The Association of Dutch Municipalities, municipalities won’t require their sites to certain security requirements to meet. Last weekend proved a vulnerability fifty gemeentesites unsafe.
According to the VNG care to dozens of companies, the hosting of the Dutch municipalities. With the electronic service runs that number to ‘a few hundreds’. The organization take on short-term measures to the websites technical to check.
“Our priority is to inform the municipalities. Thursday is this matter discussed in the Second Room,” says spokesman Gjalt Rameijer opposite Tweakers.net. He does not exclude, however, the VNG later with guidelines. Previously published Govcert is a checklist for the security of web applications, but a verification is not enforced.
The sites of about fifty municipalities, proved last weekend, so poorly protected, that they suffer from the VNG offline had to be removed. Private data of both citizens and civil servants in the case. So could allegedly session information of DigiD be viewed, allowing attackers are as any other citizen could occur. Furthermore, it was a backup of the entire environment to be downloaded. Public services Logius and the Govcert have taken the precaution of a number of leaky sites for the time being the access to Digital services is denied.
A part of the websites turned out to be found at Gemeenteweb. This organization was responsible for the e-services for a number of affected municipalities, including Drimmelen and Nederlek. The municipality of Nederlek reports on her website that she “recently moved to a new supplier and the hosting provider’.

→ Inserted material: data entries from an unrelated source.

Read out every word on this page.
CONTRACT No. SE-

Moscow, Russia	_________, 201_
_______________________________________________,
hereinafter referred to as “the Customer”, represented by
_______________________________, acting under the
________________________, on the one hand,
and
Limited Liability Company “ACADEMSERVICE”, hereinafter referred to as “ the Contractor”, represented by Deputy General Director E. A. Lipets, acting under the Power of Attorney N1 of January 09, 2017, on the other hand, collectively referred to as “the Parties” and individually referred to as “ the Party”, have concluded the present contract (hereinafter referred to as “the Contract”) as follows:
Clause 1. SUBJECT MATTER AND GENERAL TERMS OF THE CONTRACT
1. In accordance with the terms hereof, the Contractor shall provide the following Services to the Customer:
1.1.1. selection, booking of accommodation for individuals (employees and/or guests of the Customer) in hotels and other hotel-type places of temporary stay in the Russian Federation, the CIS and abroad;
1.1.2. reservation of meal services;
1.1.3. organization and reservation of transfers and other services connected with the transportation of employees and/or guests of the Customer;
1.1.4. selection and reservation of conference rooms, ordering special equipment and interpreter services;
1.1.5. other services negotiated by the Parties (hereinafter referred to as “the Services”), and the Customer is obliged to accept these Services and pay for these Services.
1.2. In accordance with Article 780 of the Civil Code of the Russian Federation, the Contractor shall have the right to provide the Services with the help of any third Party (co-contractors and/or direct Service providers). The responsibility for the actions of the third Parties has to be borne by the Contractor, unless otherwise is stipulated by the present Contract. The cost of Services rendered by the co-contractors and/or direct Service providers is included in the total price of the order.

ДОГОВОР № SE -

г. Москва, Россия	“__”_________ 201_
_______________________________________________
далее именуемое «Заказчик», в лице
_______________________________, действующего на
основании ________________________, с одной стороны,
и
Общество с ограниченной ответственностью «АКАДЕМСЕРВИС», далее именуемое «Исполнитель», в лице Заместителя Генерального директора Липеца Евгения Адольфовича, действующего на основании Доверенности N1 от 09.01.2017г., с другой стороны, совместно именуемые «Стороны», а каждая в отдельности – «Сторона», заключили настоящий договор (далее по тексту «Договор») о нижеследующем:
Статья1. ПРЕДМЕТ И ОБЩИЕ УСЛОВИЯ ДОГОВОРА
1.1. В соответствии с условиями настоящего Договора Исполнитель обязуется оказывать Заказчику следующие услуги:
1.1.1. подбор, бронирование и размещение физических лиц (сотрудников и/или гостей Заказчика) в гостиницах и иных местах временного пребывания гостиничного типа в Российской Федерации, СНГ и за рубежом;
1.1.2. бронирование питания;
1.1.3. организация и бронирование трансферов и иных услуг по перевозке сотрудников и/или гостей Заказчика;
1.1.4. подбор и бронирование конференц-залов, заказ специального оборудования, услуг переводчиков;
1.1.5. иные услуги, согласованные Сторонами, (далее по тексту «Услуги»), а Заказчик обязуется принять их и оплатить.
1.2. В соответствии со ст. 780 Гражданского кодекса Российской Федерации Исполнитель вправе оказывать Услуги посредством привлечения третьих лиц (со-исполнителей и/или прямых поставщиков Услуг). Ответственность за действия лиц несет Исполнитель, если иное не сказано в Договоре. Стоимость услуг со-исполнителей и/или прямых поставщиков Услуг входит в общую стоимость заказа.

A spokesman let opposite Tweakers.net know that the church has moved to SIMgroep. This company took 37 gemeentewebsites of Gemeenteweb the beginning of this year. The organization is responsible for installing and managing e-overheidsproducten. A part of the municipalities was still busy with the migration, when the leak was discovered. The remainder would now also SIMgroep are to be found. The former Gemeenteweb is currently known under the name GW Crossmedia, among other things, software for municipalities develops and delivers.
A source in SIMgroep to let you know that the back-ups of the leaky gemeentewebsites not SIMgroep were, but at another party. The source would not tell to which party it may go. Were possible the servers are still the property of GW Crossmedia, but that organization refuses to substantively respond. It is certain that the insecure servers on Windows twisted; SIMgroep says only to work with open-source software.